Trusting Traffic
Or trying to
Last week, I was knocked off my bike by a truck turning right into an alley— face planting into pavement— still unsure how a large truck hit me, and only my face and hand are scathed. Maybe I blacked out when it hit me, maybe an angel caught me, then dropped me on the pavement, so I could look hard and be helpless, for a little bit.
Beyond the physical impact, the accident pushed me out of an illusion of trust I realized I was operating within— the trust that allows me, and all bikers, to move confidently through the city’s streets. Biking for me was a clarity of movement, a confidence, and a mode of transit to get just about everywhere I go on a regular basis. I felt powerful on the bike, unstoppable, and excellent, you know, riding through a summer night with the breeze in my hair, billowing my clothes.
But last Friday, this illusion of my own power and the invisible safety it provided me was shattered. And in its absence, I became aware of how much this trust had shaped the way I move. Philosopher Anne Baier writes that “We come to realize what trust involves retrospectively and posthumously, once our vulnerability is brought home to us by actual wounds.” Why do we build this trust? And how do we restore it once it’s broken?
City streets are governed not only by laws but by a web of mutual expectations. Urban theorist Kevin Lynch calls this “legibility”: the clarity with which a city’s structure allows people to understand and navigate it. But beneath that legibility lies an even more ephemeral notion: trust. Trust is a kind of necessary vulnerability, one that holds society together through continuous acts of implicit faith. On any given street, we rely on these invisible threads to stay woven— trusting that a car will stop at a red light, that a pedestrian won’t dart into the road, that a cyclist will stay in their lane. These assumptions aren’t just legal obligations; they’re ethical and behavioral implications shaped by design.
After the accident, I got curious about the assumptions we have about city streets and how they’ve trained us into rhythms of movement and trust. Back in the 18th and 19th centuries, the street was a chaotic commons: pedestrians, horses, carts, livestock all moving along their own desired paths. But with the rise of the streetcar, and then more intensely, the automobile in the early 20th century, a new order was imposed to prioritize vehicular flow through the city: highways, traffic lights, curbs, lanes. The automobile industry lobbied for these changes in order to center the car in urban life, even inventing the jaywalking law to shift moral responsibility away from drivers. Streets were not for people; they were for cars. And bikes, of course, were an afterthought.


Only in the last few decades have bike lanes been incorporated into urban infrastructure. Chicago is still in the process of building protected bike lanes along Milwaukee Avenue, which sees up to 3,000 riders a day. But on Wabansia— the street where I was hit—there is no bike lane. It’s a wide, two-way street with parked cars on either side and speed bumps. I was struck right after one of those bumps by a truck making a turn without signaling. There was no curb separation or visual cue to alert the driver that a cyclist might be behind him. The street’s infrastructure did nothing to protect me.

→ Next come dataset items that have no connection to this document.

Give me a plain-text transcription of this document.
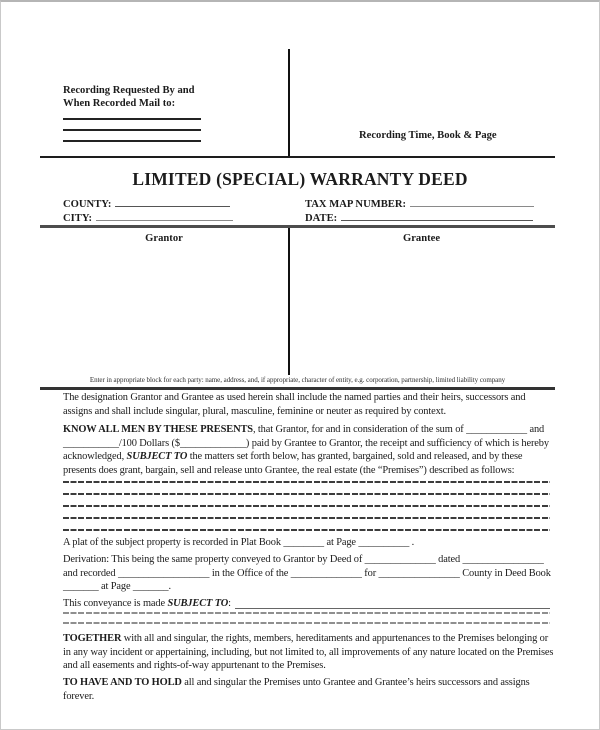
Recording Requested By and
When Recorded Mail to:
Recording Time, Book & Page
LIMITED (SPECIAL) WARRANTY DEED
COUNTY:	TAX MAP NUMBER:
CITY:	DATE:
Grantor	Grantee
Enter in appropriate block for each party: name, address, and, if appropriate, character of entity, e.g. corporation, partnership, limited liability company
The designation Grantor and Grantee as used herein shall include the named parties and their heirs, successors and assigns and shall include singular, plural, masculine, feminine or neuter as required by context.
KNOW ALL MEN BY THESE PRESENTS, that Grantor, for and in consideration of the sum of ____________ and ___________/100 Dollars ($_____________) paid by Grantee to Grantor, the receipt and sufficiency of which is hereby acknowledged, SUBJECT TO the matters set forth below, has granted, bargained, sold and released, and by these presents does grant, bargain, sell and release unto Grantee, the real estate (the “Premises”) described as follows:
A plat of the subject property is recorded in Plat Book ________ at Page __________ .
Derivation: This being the same property conveyed to Grantor by Deed of ______________ dated ________________ and recorded __________________ in the Office of the ______________ for ________________ County in Deed Book _______ at Page _______.
This conveyance is made SUBJECT TO:
TOGETHER with all and singular, the rights, members, hereditaments and appurtenances to the Premises belonging or in any way incident or appertaining, including, but not limited to, all improvements of any nature located on the Premises and all easements and rights-of-way appurtenant to the Premises.
TO HAVE AND TO HOLD all and singular the Premises unto Grantee and Grantee’s heirs successors and assigns forever.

To avoid incidents like this, cities should build streetscapes that prioritize bikes and pedestrians over cars. Tucked away in idyllic little Bucktown, don’t we want to commune with one another on a personal level? Not fear for every car that barrels through without a blinker? Pedestrians and bikers are not obstacles to traffic flow; they are full participants in the shared space of the street.
Now that I am mostly better— wounds are sealing and bruises receding into the yellow tones of skin— I wonder when I will feel less afraid. My trust in vehicles is probably the most damaged of all, beyond my helmet and the bike. Trust, Baier says, is a morally loaded form of vulnerability on which most of our social world is built. When it is violated, paranoia and fear take root. Yet a life without trust is unlivable and almost impossible— fear leaves you stuck, alienated in the self, unable to connect or make space for new things to grow. Baier warns against a world governed by “antitrust”— the refusal to trust at all, which for me would mean abandoning biking altogether, or at least only doing it in constant fear.
I haven’t gotten back on my bike yet, but when the new helmet comes, I’ll be ready. I want to feel free. To have only one accident among the thousands of uneventful rides in my life is statistically so slim, but one rug pulled and you fall down regardless. To trust cars again might be foolish, but to never trust them again would make city life unbearable. There must be an in between— a wariness, I suppose, more caution, knowing the risks.
If trust is the softness below the surface of infrastructure, I’ll first need something for it to nestle under— like protected bike lanes and more signage, perhaps, to make drivers pay attention. Why don’t we start there?
And if the driver who hit me is somehow reading this, you owe me $200, please!



How scary!!! I’m glad you are mostly alright and hope you have a complete and speedy recovery ❤️❤️❤️❤️❤️🌷
Wow! Glad you weren't seriously hurt! Rebuilding trust can be difficult after something like that, so I wish you Godspeed on getting back on that "horse."